After watching him pull a sweet on a chain from inside his throat THROUGH his neck, Will Smith crumpled up in disbelief, declaring: “That is absolutely stunning.”

And Dynamo himself continues:

with Billie Piper

“I learned the picking-up trick when I was around seven, so two brothers who bullied me at school wouldn’t put me in a wheelie bin before rolling me down a hill any more.  I couldn’t be budged. After that people became a bit afraid of me, I became a bit of an urban myth. I was left alone from then on.
These brothers would still bully me — but wouldn’t let anyone else pick on me. It was kind of a weird relationship. I never came to this realisation until now, but in a way I was paying for their protection by being their victim. One day these lads threw me in a dam. I remember thinking then, ‘I wish I could walk on water’.

Well now he can.

Dynamo's first television appearances were on Richard & Judy, followed by a Channel 4 special entitled Dynamo's Estate of Mind. He then released a DVD.

Steven had his own award-winning television show Dynamo: Magician Impossible which ran from July 2011 to September 2014.  But he also performs many of his greatest feats amongst the general public, whilst a camera captures the moment.  We have a few observations, but a search on Youtube will yield a number of examples of his work. 

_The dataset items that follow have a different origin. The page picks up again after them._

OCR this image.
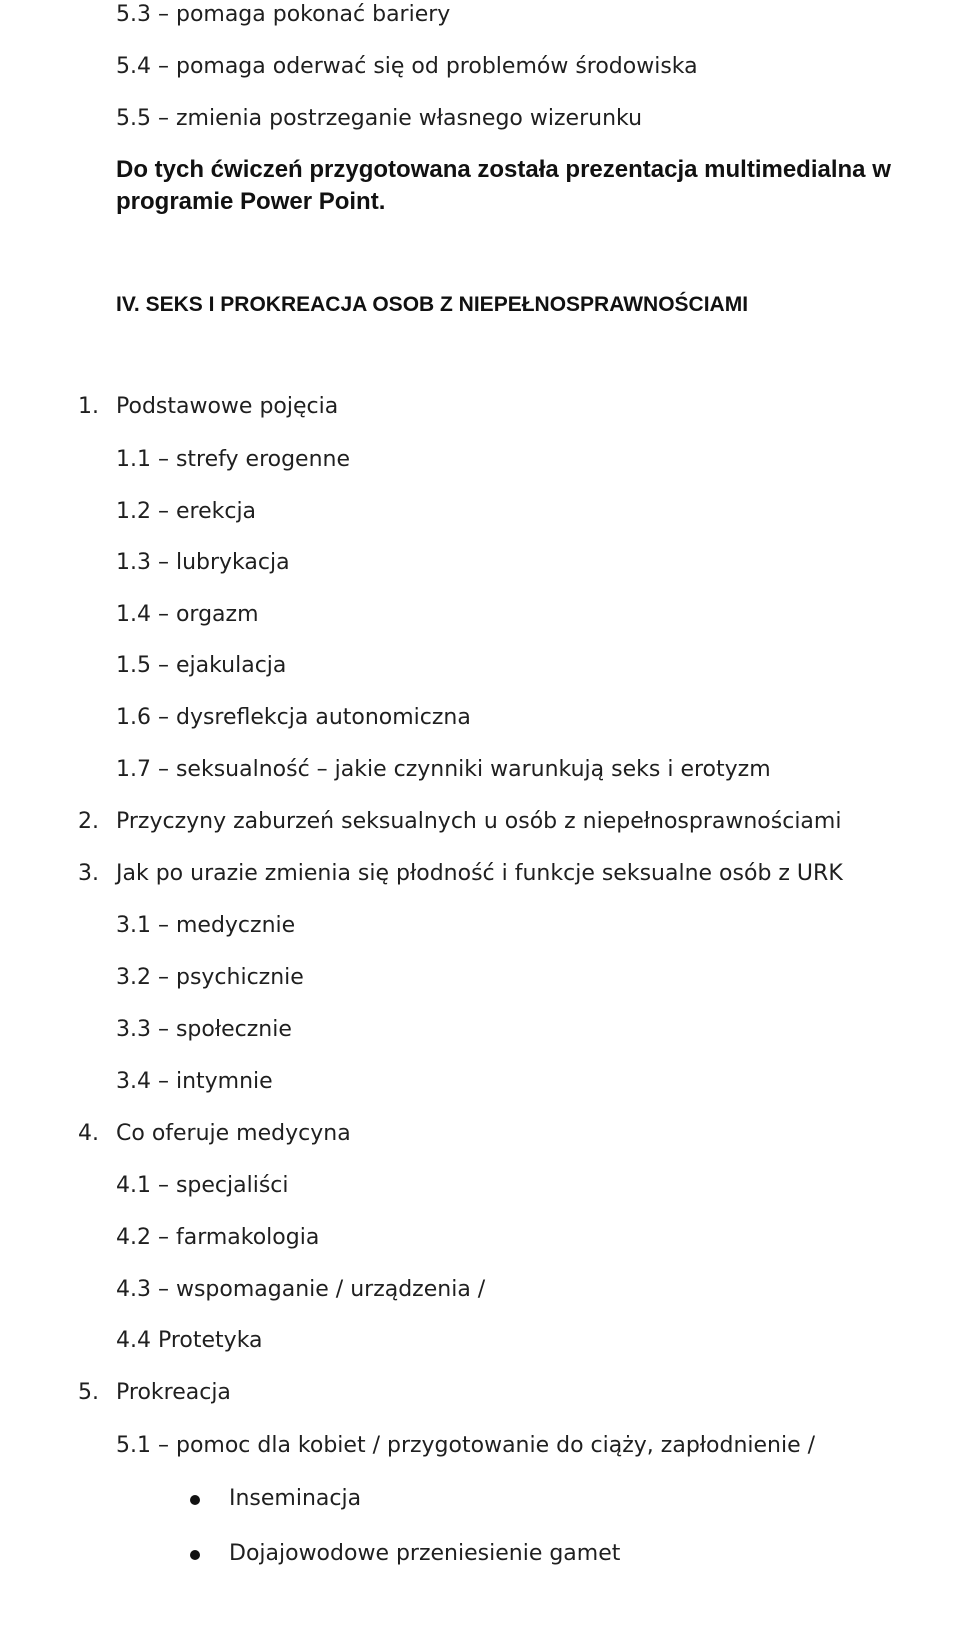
5.3 – pomaga pokonać bariery
5.4 – pomaga oderwać się od problemów środowiska
5.5 – zmienia postrzeganie własnego wizerunku
Do tych ćwiczeń przygotowana została prezentacja multimedialna w
programie Power Point.
IV. SEKS I PROKREACJA OSOB Z NIEPEŁNOSPRAWNOŚCIAMI
1. Podstawowe pojęcia
1.1 – strefy erogenne
1.2 – erekcja
1.3 – lubrykacja
1.4 – orgazm
1.5 – ejakulacja
1.6 – dysreflekcja autonomiczna
1.7 – seksualność – jakie czynniki warunkują seks i erotyzm
2. Przyczyny zaburzeń seksualnych u osób z niepełnosprawnościami
3. Jak po urazie zmienia się płodność i funkcje seksualne osób z URK
3.1 – medycznie
3.2 – psychicznie
3.3 – społecznie
3.4 – intymnie
4. Co oferuje medycyna
4.1 – specjaliści
4.2 – farmakologia
4.3 – wspomaganie / urządzenia /
4.4 Protetyka
5. Prokreacja
5.1 – pomoc dla kobiet / przygotowanie do ciąży, zapłodnienie /
Inseminacja
Dojajowodowe przeniesienie gamet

In May 2009, Dynamo levitated Little Britain comedian Matt Lucas four feet off the ground in front of a crowd at the Emirates Stadium in London.  And that really needs a spell and a half!

The Pathans and Pashtuns

Steven was born in Bradford, England to an English mother and a father of Pathan ancestry.  Pathan is a synonym commonly used in South Asia to refer to the Pashtun people.  The Pashtuns are an extremely special group of people – they are one of the ‘old peoples’, a group known to have magician skills.  As all magicians are capable of good and evil, the group is guided by the Pashtunwali, which is a traditional set of ethics guiding individual and communal conduct.

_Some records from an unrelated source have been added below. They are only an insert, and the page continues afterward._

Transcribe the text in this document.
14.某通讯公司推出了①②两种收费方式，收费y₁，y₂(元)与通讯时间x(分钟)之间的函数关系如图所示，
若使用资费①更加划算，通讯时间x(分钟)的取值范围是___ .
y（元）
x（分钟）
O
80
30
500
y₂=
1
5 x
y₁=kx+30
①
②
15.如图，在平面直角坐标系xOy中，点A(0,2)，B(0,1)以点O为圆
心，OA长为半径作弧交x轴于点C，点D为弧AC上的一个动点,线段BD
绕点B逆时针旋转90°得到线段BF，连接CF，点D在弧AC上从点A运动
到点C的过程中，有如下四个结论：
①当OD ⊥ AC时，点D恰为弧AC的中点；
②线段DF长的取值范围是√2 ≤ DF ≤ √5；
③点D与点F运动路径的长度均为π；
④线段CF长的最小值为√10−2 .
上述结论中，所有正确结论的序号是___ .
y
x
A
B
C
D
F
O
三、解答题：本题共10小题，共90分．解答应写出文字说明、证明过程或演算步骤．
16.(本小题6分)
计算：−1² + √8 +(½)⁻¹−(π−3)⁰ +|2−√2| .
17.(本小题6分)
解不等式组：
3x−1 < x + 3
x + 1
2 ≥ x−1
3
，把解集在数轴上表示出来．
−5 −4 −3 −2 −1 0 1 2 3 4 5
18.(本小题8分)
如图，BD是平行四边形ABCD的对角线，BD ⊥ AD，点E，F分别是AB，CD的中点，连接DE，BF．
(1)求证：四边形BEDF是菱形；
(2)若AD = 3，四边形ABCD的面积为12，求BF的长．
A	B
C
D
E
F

The majority of the Pashtun people live today in Afghanistan and Pakistan.  Pashtuns are the largest ethnic group in Afghanistan. They are also an important community in Pakistan, which has the largest Pashtun population, and constitute the second-largest ethnic group, having attained presidency there and high rankings in sports.  

Wikipedia
According to Ethnologue, the total population of the group is estimated to be around 50 million  but an accurate count remains elusive due to the lack of an official census in Afghanistan since 1979. Estimates of the number of Pashtun tribes and clans range from about 350 to over 400.

 

The Pashtuns have been major contributors to the countries to which they have emigrated.  Many members have left their native land to other parts of the world where they achieved international fame.

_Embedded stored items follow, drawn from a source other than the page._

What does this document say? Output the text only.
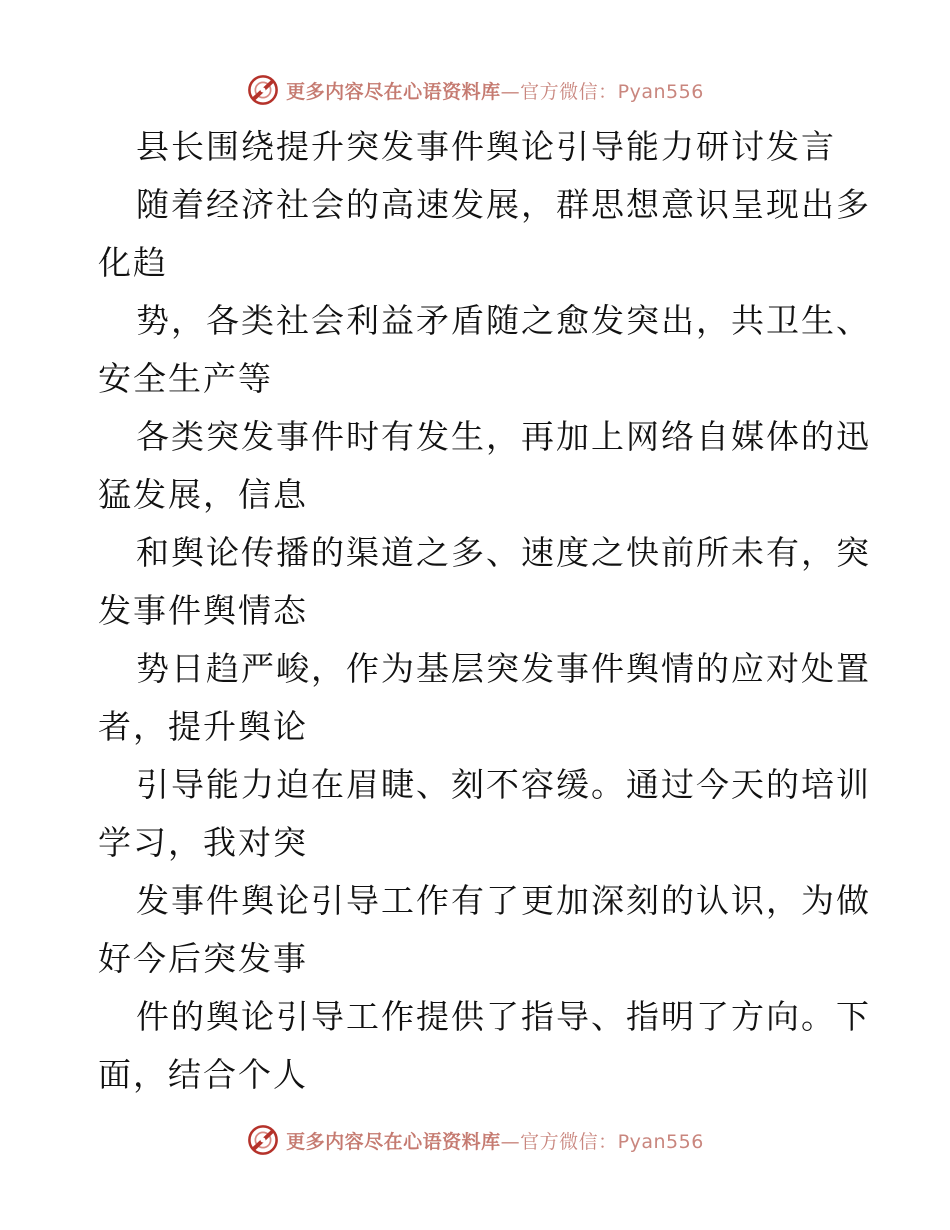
更多内容尽在心语资料库—官方微信：Pyan556
县长围绕提升突发事件舆论引导能力研讨发言
随着经济社会的高速发展，群思想意识呈现出多
化趋
势，各类社会利益矛盾随之愈发突出，共卫生、
安全生产等
各类突发事件时有发生，再加上网络自媒体的迅
猛发展，信息
和舆论传播的渠道之多、速度之快前所未有，突
发事件舆情态
势日趋严峻，作为基层突发事件舆情的应对处置
者，提升舆论
引导能力迫在眉睫、刻不容缓。通过今天的培训
学习，我对突
发事件舆论引导工作有了更加深刻的认识，为做
好今后突发事
件的舆论引导工作提供了指导、指明了方向。下
面，结合个人
更多内容尽在心语资料库—官方微信：Pyan556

Abdul Ahad Mohmand journeyed into outer space in 1988, spending nine days aboard the Mir space station.

Zalmay Khalilzad became the first Muslim and first Afghan to become an ambassador of the United States. Others have risen to become high-ranking officials at the World Bank, the United Nations and other international organizations. Malala Yousafzai became the youngest ever Nobel Peace Prize recipient in 2014.

And as you can see the UK has also been very fortunate in ‘acquiring’ peoples from this area.  We have young Steven.

Wikipedia
The origin of the Pashtuns is unclear but historians have come across references to various ancient peoples called Pakthas (Pactyans) between the 2nd and the 1st millennium BC, who may be their early ancestors. Often characterised as a warrior and martial race, their history is mostly spread amongst various countries of South and Central Asia, centred on their traditional seat of power in medieval Afghanistan.

Given their origins and the dating, it is possible that they were involved with the remnants of the Indus civilisation and thus are part Dravidian.  Many Biblical figures were Dravidian. 

 

References

Steven’s autobiography is called Nothing is impossible.